Dow Feeling Some Pain But There Is Good News
Here's what we have today:
1) Fed Beige Book a little more downbeat, talking about slower growth and softer consumer, but noting that global growth remains strong.
2) Weak housing data(10 month supply of new homes).
3) IMF lowering global growth forecast (by a half point, to 4.8%).
4) Jitteriness over Turkey possibly preparing to launch anti-rebel operations in Iraq.
Put this together, and today we have:
--Weaker financials, materials and consumer discretionary stocks
--Flight to quality in the bond market, with spreads widening in credit markets
The good news here is that:
1) Despite all this hand-wringing, we are only 300 points (0.2%!) below the Dow's historic high.
2) This strengthens belief that the Fed will again cut at least 25 bp when it meets at the end of October.
While most traders believe the Fed will cut rates, there is a clear tension between the weaker economy and persistent inflation worries.

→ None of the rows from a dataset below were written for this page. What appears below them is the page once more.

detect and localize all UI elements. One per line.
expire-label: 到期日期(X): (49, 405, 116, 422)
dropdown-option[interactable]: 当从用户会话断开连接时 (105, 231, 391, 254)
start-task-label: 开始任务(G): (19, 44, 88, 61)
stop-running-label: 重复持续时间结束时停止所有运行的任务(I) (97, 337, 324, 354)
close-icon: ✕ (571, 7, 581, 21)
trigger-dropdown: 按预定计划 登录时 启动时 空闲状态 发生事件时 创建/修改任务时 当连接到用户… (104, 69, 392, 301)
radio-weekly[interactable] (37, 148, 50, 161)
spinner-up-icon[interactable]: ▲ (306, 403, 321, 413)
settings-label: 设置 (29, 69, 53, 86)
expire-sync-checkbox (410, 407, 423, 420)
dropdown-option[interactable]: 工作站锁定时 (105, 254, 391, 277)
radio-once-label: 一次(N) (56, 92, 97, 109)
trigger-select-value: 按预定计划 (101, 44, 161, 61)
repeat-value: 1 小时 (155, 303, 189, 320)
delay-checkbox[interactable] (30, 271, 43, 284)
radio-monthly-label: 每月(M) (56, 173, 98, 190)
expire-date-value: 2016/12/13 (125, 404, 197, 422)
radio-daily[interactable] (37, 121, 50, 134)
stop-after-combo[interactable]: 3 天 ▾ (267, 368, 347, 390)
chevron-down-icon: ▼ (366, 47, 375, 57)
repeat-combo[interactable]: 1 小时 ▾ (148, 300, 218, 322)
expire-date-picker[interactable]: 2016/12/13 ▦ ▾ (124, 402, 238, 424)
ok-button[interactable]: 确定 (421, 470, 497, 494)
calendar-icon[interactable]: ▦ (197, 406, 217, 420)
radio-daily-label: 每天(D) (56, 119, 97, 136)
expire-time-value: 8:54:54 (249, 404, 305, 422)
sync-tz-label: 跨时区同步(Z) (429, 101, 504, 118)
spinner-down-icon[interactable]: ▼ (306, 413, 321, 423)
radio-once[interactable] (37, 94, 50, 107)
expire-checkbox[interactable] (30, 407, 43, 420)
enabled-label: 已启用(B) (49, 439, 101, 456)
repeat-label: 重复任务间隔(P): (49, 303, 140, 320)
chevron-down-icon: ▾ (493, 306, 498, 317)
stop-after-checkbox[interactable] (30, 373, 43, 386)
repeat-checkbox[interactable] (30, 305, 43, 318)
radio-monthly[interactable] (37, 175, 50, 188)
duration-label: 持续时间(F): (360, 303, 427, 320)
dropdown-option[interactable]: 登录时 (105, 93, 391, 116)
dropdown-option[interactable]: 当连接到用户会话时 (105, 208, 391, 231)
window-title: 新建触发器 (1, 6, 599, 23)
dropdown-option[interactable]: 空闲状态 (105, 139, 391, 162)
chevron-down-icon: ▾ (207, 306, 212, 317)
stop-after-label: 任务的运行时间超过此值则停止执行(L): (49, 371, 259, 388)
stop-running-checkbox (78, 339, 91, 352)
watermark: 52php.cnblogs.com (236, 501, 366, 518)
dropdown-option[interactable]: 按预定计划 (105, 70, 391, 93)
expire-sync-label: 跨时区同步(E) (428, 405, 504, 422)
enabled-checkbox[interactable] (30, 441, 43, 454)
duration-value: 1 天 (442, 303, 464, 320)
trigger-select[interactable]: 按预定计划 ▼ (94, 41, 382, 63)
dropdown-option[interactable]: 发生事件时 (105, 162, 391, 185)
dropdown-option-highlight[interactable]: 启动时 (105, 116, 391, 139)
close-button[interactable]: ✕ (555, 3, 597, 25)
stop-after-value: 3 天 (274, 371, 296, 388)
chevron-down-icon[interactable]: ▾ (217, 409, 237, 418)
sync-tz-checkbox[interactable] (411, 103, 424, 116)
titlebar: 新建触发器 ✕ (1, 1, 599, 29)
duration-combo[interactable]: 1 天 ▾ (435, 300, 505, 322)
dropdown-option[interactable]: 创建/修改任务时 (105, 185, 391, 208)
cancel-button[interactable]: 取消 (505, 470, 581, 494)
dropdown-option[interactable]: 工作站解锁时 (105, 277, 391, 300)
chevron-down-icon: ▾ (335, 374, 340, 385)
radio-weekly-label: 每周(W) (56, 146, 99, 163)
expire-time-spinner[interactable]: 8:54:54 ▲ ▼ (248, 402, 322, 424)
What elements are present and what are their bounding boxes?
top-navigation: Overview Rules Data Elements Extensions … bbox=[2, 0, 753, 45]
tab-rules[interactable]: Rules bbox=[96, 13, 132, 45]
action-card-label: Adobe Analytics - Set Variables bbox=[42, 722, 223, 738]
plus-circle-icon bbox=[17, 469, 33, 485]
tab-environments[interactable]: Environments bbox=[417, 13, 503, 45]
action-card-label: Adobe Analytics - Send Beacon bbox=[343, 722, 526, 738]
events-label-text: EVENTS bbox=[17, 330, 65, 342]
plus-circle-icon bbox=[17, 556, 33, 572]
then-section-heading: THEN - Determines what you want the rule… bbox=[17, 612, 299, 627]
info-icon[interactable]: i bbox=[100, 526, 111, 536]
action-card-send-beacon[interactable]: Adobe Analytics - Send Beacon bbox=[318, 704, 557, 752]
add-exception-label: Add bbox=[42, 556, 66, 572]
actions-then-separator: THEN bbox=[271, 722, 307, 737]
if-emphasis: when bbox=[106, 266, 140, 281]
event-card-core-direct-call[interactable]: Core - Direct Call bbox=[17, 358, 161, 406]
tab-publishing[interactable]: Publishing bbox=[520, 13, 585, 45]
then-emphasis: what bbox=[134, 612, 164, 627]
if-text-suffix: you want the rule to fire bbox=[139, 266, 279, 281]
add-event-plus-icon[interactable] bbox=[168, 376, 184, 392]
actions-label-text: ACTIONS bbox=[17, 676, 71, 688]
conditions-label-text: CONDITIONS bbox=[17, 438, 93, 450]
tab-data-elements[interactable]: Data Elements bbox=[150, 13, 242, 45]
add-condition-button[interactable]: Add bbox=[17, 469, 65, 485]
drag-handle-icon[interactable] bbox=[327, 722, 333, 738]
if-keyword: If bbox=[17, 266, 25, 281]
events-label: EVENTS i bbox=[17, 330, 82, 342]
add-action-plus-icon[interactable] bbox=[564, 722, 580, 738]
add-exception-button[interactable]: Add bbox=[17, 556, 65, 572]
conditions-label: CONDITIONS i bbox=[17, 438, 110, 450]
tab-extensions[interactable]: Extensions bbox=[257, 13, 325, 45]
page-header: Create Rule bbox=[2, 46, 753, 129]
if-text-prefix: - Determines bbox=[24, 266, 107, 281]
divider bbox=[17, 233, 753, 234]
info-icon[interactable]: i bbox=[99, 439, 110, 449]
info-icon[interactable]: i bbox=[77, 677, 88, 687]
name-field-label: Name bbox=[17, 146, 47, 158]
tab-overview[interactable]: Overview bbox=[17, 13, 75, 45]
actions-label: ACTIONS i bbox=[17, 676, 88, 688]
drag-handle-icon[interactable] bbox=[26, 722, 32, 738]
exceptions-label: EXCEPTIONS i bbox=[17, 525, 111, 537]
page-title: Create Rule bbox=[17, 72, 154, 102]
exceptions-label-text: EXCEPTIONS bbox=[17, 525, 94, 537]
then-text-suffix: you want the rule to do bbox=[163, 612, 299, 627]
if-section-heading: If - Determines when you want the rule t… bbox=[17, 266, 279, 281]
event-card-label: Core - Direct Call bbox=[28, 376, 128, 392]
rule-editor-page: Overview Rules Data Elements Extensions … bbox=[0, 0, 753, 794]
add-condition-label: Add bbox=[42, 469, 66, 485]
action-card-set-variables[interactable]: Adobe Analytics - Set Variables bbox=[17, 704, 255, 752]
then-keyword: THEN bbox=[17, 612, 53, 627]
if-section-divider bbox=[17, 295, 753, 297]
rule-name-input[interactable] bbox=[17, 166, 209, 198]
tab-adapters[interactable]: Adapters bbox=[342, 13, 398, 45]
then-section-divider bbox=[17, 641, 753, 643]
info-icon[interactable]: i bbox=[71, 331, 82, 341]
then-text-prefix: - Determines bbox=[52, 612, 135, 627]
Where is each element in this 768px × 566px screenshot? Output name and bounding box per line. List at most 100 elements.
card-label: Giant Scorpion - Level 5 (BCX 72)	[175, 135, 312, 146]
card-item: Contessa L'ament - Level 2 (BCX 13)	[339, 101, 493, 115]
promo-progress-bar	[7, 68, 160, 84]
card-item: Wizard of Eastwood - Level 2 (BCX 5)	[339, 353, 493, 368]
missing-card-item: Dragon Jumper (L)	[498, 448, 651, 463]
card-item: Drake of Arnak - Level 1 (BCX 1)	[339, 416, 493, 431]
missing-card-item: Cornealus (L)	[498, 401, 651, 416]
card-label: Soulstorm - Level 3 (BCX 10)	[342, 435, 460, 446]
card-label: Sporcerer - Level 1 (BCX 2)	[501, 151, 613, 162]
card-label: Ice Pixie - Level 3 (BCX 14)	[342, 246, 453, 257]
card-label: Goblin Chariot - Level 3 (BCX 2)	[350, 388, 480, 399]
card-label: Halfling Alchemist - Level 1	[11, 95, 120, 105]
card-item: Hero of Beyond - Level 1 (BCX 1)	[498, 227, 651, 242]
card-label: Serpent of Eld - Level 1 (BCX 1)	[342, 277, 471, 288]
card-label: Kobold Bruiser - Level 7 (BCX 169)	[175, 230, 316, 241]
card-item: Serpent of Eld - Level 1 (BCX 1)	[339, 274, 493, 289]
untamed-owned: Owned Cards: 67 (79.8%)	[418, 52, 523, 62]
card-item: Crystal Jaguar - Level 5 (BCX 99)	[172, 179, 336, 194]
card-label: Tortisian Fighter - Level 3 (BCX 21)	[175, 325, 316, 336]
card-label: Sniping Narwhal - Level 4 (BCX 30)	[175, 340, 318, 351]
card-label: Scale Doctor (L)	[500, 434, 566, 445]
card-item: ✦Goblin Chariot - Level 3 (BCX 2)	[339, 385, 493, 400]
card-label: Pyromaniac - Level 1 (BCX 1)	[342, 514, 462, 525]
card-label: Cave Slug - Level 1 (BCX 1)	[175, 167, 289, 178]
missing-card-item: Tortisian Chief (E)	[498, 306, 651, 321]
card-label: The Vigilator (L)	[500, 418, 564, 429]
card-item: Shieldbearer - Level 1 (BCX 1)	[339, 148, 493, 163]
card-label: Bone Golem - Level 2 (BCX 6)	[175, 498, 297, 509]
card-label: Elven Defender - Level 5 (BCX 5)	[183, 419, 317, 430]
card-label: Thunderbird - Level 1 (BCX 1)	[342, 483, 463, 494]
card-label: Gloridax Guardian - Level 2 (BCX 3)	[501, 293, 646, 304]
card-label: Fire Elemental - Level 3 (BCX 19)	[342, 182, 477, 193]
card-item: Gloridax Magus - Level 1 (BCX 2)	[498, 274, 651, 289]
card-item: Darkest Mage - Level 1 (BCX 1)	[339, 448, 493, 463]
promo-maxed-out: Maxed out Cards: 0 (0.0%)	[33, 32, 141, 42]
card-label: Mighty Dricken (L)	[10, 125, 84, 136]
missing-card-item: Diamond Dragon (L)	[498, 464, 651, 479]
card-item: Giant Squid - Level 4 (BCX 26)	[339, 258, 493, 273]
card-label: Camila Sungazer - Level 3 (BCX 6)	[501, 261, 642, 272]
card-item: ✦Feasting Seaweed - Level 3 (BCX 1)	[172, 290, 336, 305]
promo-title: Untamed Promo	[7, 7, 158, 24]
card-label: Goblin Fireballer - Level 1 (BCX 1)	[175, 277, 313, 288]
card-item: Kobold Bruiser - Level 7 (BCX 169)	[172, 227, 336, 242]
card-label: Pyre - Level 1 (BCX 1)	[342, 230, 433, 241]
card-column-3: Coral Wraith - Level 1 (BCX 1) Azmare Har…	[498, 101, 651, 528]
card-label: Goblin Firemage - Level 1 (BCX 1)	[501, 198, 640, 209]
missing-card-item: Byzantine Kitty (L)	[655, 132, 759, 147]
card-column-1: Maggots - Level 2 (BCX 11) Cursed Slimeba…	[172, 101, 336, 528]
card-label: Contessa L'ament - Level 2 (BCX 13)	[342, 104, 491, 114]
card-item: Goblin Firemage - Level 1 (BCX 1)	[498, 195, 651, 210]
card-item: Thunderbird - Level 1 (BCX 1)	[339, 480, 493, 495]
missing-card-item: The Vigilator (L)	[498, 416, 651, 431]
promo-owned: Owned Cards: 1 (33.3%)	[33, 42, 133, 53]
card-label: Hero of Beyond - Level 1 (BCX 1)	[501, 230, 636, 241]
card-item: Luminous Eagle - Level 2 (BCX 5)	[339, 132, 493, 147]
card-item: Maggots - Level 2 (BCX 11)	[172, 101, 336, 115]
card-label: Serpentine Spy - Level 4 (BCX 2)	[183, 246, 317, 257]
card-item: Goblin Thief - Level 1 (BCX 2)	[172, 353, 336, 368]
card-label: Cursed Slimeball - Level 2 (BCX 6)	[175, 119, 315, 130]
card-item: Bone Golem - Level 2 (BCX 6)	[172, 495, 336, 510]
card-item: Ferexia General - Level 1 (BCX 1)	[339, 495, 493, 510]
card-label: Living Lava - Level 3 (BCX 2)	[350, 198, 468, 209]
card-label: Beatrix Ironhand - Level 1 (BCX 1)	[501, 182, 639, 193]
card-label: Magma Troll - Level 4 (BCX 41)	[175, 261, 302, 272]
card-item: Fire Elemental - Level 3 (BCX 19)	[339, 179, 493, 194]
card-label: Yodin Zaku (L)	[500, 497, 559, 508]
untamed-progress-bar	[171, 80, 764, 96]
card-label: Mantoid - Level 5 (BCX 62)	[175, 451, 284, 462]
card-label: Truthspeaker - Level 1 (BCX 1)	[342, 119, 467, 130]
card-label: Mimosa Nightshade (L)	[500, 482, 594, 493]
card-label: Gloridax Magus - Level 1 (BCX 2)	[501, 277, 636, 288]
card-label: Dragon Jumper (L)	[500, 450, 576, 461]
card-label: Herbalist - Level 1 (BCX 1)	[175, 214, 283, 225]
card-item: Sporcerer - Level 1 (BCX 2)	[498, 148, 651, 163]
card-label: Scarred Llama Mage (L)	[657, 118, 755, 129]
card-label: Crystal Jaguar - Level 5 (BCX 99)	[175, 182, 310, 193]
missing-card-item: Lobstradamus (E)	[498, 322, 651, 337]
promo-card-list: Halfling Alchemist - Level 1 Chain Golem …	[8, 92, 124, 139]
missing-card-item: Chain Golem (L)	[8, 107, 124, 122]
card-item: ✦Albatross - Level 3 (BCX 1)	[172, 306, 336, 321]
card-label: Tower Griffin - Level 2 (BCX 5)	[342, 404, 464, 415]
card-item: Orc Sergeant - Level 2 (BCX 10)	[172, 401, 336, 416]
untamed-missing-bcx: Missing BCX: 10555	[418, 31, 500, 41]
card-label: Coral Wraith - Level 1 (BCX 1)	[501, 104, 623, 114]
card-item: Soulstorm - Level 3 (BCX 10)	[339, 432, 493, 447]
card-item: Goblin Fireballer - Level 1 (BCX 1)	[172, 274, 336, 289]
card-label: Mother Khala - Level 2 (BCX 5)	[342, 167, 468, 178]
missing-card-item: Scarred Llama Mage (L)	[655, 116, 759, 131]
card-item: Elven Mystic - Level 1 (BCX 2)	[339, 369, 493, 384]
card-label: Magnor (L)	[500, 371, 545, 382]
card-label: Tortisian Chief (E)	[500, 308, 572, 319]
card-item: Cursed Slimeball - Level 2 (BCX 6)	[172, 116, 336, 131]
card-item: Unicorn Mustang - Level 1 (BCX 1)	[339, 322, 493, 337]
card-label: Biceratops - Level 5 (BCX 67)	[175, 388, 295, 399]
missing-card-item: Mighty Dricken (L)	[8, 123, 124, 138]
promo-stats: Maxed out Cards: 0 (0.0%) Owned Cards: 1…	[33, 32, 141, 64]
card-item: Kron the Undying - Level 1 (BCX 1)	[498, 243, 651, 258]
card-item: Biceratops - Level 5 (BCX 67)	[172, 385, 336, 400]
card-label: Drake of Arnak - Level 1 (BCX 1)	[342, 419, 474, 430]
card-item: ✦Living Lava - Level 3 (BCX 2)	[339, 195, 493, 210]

Michael Darda at MKM partners says that the housing recession is likely to subtract at least 0.7 percentage points from growth in Q3 and probably Q4. At the same time, surging food and energy prices have pushed headline inflation back up to 2.8% y/y from 1.9% y/y in August.
This makes the Fed decision a little more tricky, though Bernanke has clearly indicated that he is more concerned with non-core inflation (ex-food and energy) than with the broader headline inflation.